Monday, August 17, 2009

Do women really need men like fish need a bicycle?

Single white female looking for goldfish.

In college I loved to date. Maybe I was making up for lost time because when I was in high school I couldn't get a date to save my life. Looking back, I'm not sure why I was so undateable. Perhaps it was the braces I had on most of HS, or maybe it was my total lack of coordination and coolness. I like to blame it on the fact I have an older brother so guys at school viewed me more as a 'sister.' Something changed when I got to college and all of a sudden I was datable. Highly datable. To the point I was almost never boyfriendless.

And then, three years after college I went and got married. Rock on finger, big wedding with all the trimmings. That's not what this is about. This is about that six years after getting married I became a statistic. Yep, that's me. I'm one of those. The dreaded D word. I never would have thought. I guess no one ever really does.

So I find myself back in the dating game. For a variety of reasons my life is full of single men. For one, I work in a male-dominated industry. Secondly, I can talk to a concrete pillar. And thirdly, my life operates on both extremes of luck only - so I have the best and worst luck, ever. If there is a cute guy on the plane, I can bet my seat will be next to him. If there is a really large man on the plane with body odor, I can bet my seat will be next to him.

I don't believe in soul mates. I do believe in sole mates. My philosophy is that there are many lids that could fit this toilet and I just need to try them out one at a time (yes, that would be me as the toilet in this lovely metaphor).

I've now been on a couple dozen dates in what I call 'dating - round 2.' Wow. Cat Stevens said it's a wild world, and boy is he right. It's also a world full of stalkers, bad kissers, total dummies, know-it-alls, those who don't know when sarcasm isn't appropriate, and of course terrible dressers. It's also full of adorable men who are smart, interesting, fun and have a great heart. And somewhere, in the midst of them all, could be my next main man.

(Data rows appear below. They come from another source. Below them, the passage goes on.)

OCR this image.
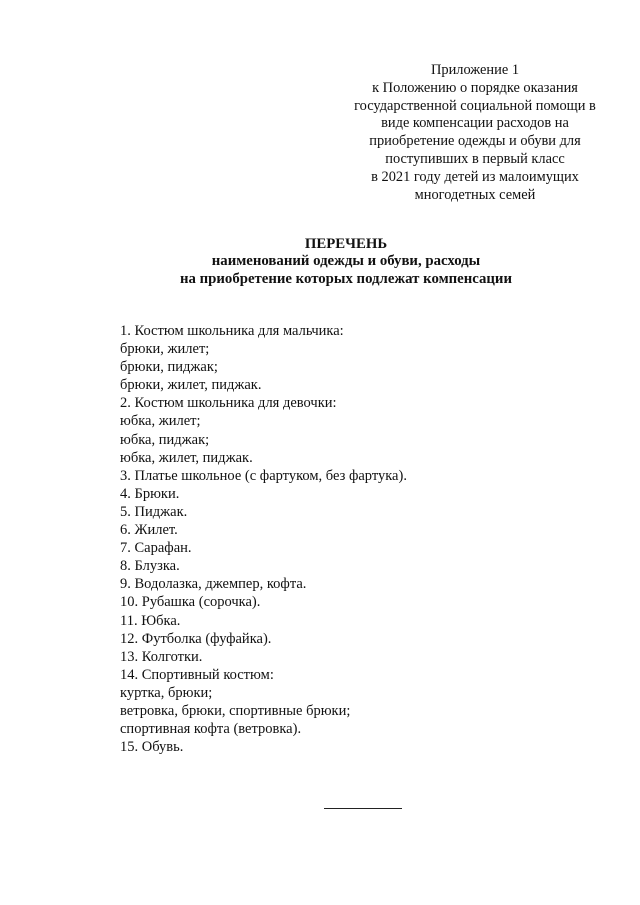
Приложение 1
к Положению о порядке оказания
государственной социальной помощи в
виде компенсации расходов на
приобретение одежды и обуви для
поступивших в первый класс
в 2021 году детей из малоимущих
многодетных семей
ПЕРЕЧЕНЬ
наименований одежды и обуви, расходы
на приобретение которых подлежат компенсации
1. Костюм школьника для мальчика:
брюки, жилет;
брюки, пиджак;
брюки, жилет, пиджак.
2. Костюм школьника для девочки:
юбка, жилет;
юбка, пиджак;
юбка, жилет, пиджак.
3. Платье школьное (с фартуком, без фартука).
4. Брюки.
5. Пиджак.
6. Жилет.
7. Сарафан.
8. Блузка.
9. Водолазка, джемпер, кофта.
10. Рубашка (сорочка).
11. Юбка.
12. Футболка (фуфайка).
13. Колготки.
14. Спортивный костюм:
куртка, брюки;
ветровка, брюки, спортивные брюки;
спортивная кофта (ветровка).
15. Обувь.
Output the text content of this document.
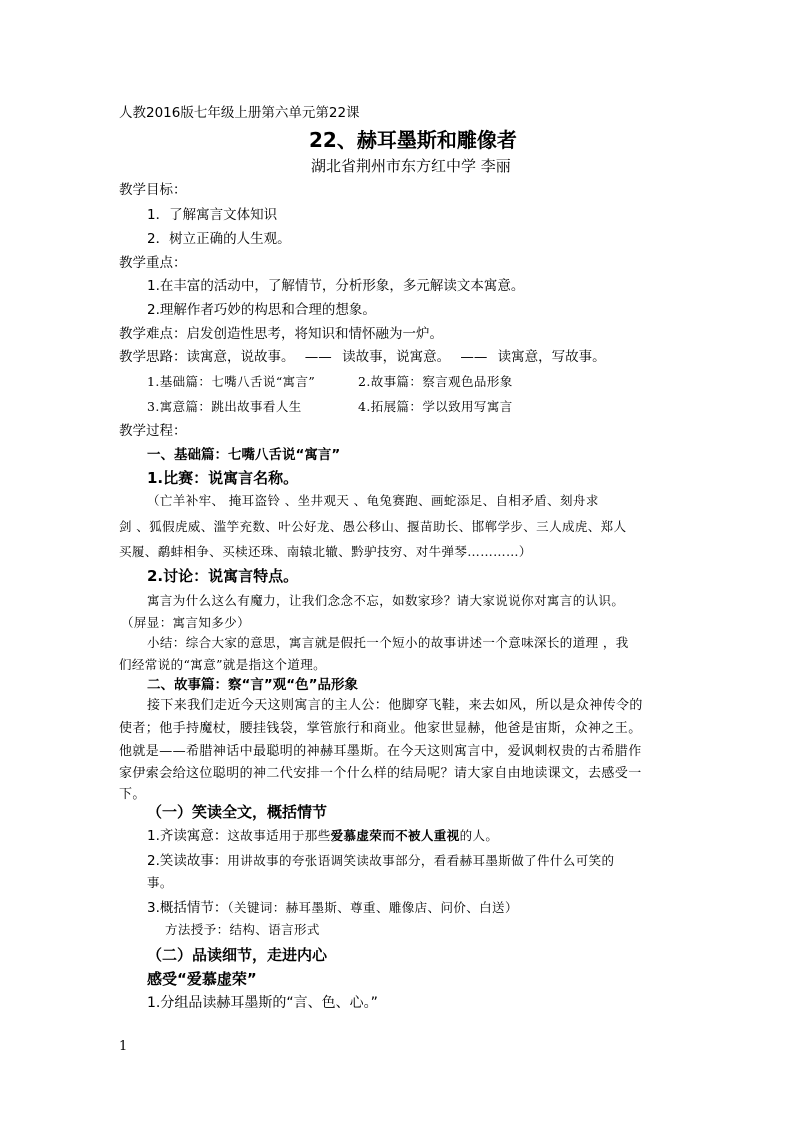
人教2016版七年级上册第六单元第22课
22、赫耳墨斯和雕像者
湖北省荆州市东方红中学 李丽
教学目标：
1．了解寓言文体知识
2．树立正确的人生观。
教学重点：
1.在丰富的活动中，了解情节，分析形象，多元解读文本寓意。
2.理解作者巧妙的构思和合理的想象。
教学难点：启发创造性思考，将知识和情怀融为一炉。
教学思路：读寓意，说故事。 —— 读故事，说寓意。 —— 读寓意，写故事。
1.基础篇：七嘴八舌说“寓言”	2.故事篇：察言观色品形象
3.寓意篇：跳出故事看人生	4.拓展篇：学以致用写寓言
教学过程：
一、基础篇：七嘴八舌说“寓言”
1.比赛：说寓言名称。
（亡羊补牢、 掩耳盗铃 、坐井观天 、龟兔赛跑、画蛇添足、自相矛盾、刻舟求
剑 、狐假虎威、滥竽充数、叶公好龙、愚公移山、揠苗助长、邯郸学步、三人成虎、郑人
买履、鹬蚌相争、买椟还珠、南辕北辙、黔驴技穷、对牛弹琴…………）
2.讨论：说寓言特点。
寓言为什么这么有魔力，让我们念念不忘，如数家珍？请大家说说你对寓言的认识。
（屏显：寓言知多少）
小结：综合大家的意思，寓言就是假托一个短小的故事讲述一个意味深长的道理 ，我
们经常说的“寓意”就是指这个道理。
二、故事篇：察“言”观“色”品形象
接下来我们走近今天这则寓言的主人公：他脚穿飞鞋，来去如风，所以是众神传令的
使者；他手持魔杖，腰挂钱袋，掌管旅行和商业。他家世显赫，他爸是宙斯，众神之王。
他就是——希腊神话中最聪明的神赫耳墨斯。在今天这则寓言中，爱讽刺权贵的古希腊作
家伊索会给这位聪明的神二代安排一个什么样的结局呢？请大家自由地读课文，去感受一
下。
（一）笑读全文，概括情节
1.齐读寓意：这故事适用于那些爱慕虚荣而不被人重视的人。
2.笑读故事：用讲故事的夸张语调笑读故事部分，看看赫耳墨斯做了件什么可笑的
事。
3.概括情节：（关键词：赫耳墨斯、尊重、雕像店、问价、白送）
方法授予：结构、语言形式
（二）品读细节，走进内心
感受“爱慕虚荣”
1.分组品读赫耳墨斯的“言、色、心。”
1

After much contemplation, I have decided that U2 must not really think fish need bicycles. And while I suck at a + b = c kind of equations, I do believe that would mean that women don't need men. They sure are fun to have around though. So I'm off in search of my goldfish. Most of the men I meet I will surely flush like I did my pet Goldy when I was eight-years-old. And hopefully, one day, I'll be lucky enough to win the perfect goldfish at the fair to bring home forever (and I may even let him out of the plastic baggie he came in).

1 comment:

  1. So what ever happend to the good looking lawyer you sat next to on the way home from Cabo?